In the event of the loss or miscarriage of an order issued by any foreign office and payable in Queensland a duplicate will be granted on the application of the payee to the head office, Brisbane, on payment of a second  commission, inland rate,
Payment of an order drawn on a place in Queensland may be transferred to any other office in the colony.

Provided application be made by the payee to the postmaster of the office on which the order is drawn, and the applicant endorses the order properly receipted with the names of the payee and remitter. The applicant must also sign the request which is printed on the face or back (as the case may be) of the order.
These conditions being fulfilled, a fresh order for the amount, less commission, will be forwarded to the applicant.

Applications for repayment of an order issued in Queensland must be made to the head office, Brisbane, where alone, in such cases, authority can be given. The application must contain the full particulars of the order, and a second commission, the same as that charged for the original order, must be handed in with it.
On receipt only of such information will repayment be made.

In no case can a postmaster pay an order until he has received advice of the same.
Money-orders do not require a receipt stamp.

An order, once issued cannot be cancelled.
No application can be entertained for compensation for alleged injury from the non-payment of a money order at the expected time.

All advices of orders issued or made payable out of Queensland must pass through a chief local office of the issuing and the chief office of the paying countries.
Unavoidable delay may consequently arise in some instances, as it may occasionally be impossible to despatch such advices until one post after the orders may have been transmitted.

Money orders may be transmitted by telegraph between any money order offices in Queensland, and between Queensland and any money order office in New South Wales, Victoria, South Australia, and Tasmania, having telegraphic communication, on payment of the usual telegraph charge for a message, in addition to the money order commission.
If required, and within the colony of Queensland, the order will be addressed by “urgent” telegram, double rate being charged.

In sending money orders by telegraph, the remitter should in all cases advise the payee by wire, and such message must be delivered up by the payee on receiving payment.
Money-order offices are, as a rule, only established in Queensland in towns where there is a bank and telegraph communication.

That this is desirable in order that the head office may exercise proper supervision over the branch offices, and, further, to insure promptitude in payment of orders.
Branch offices are allowed to retain reserved moneys to meet payment of orders drawn on them.

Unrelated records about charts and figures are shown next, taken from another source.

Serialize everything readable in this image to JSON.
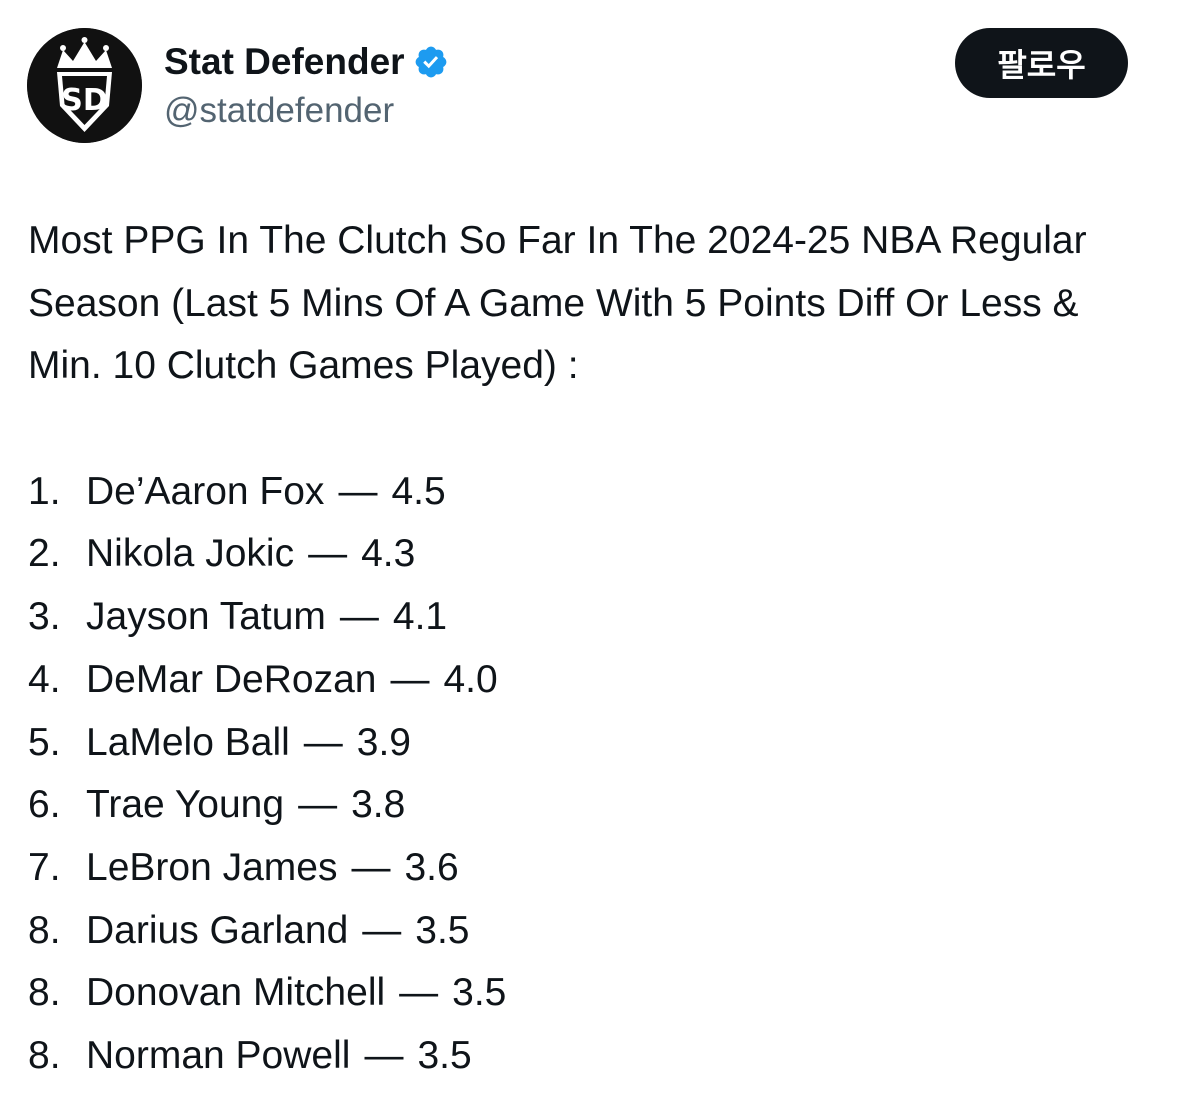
{
  "account": {
    "display_name": "Stat Defender",
    "handle": "@statdefender",
    "verified": true,
    "avatar_icon": "crown-sd-logo",
    "avatar_text": "SD"
  },
  "follow_button": {
    "label": "팔로우"
  },
  "tweet": {
    "text": "Most PPG In The Clutch So Far In The 2024-25 NBA Regular Season (Last 5 Mins Of A Game With 5 Points Diff Or Less & Min. 10 Clutch Games Played) :",
    "rankings": [
      {
        "rank": "1.",
        "player": "De’Aaron Fox",
        "ppg": "4.5"
      },
      {
        "rank": "2.",
        "player": "Nikola Jokic",
        "ppg": "4.3"
      },
      {
        "rank": "3.",
        "player": "Jayson Tatum",
        "ppg": "4.1"
      },
      {
        "rank": "4.",
        "player": "DeMar DeRozan",
        "ppg": "4.0"
      },
      {
        "rank": "5.",
        "player": "LaMelo Ball",
        "ppg": "3.9"
      },
      {
        "rank": "6.",
        "player": "Trae Young",
        "ppg": "3.8"
      },
      {
        "rank": "7.",
        "player": "LeBron James",
        "ppg": "3.6"
      },
      {
        "rank": "8.",
        "player": "Darius Garland",
        "ppg": "3.5"
      },
      {
        "rank": "8.",
        "player": "Donovan Mitchell",
        "ppg": "3.5"
      },
      {
        "rank": "8.",
        "player": "Norman Powell",
        "ppg": "3.5"
      }
    ],
    "separator": "—"
  },
  "colors": {
    "text_primary": "#0f1419",
    "text_secondary": "#536471",
    "verified_blue": "#1d9bf0",
    "button_bg": "#0f1419",
    "button_text": "#ffffff"
  }
}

That at times orders for in excess of the authorised reserve are drawn on branch offices.
That on receipt of advices in excess of the reserve held, a postmaster wires to the head office, and obtains a remittance by wire through the bank to pay orders.

That if money order offices were established for places where communication was only through the ordinary means of post, considerable delays in payment of orders would continually arise, and such dissatisfaction frequently ensue.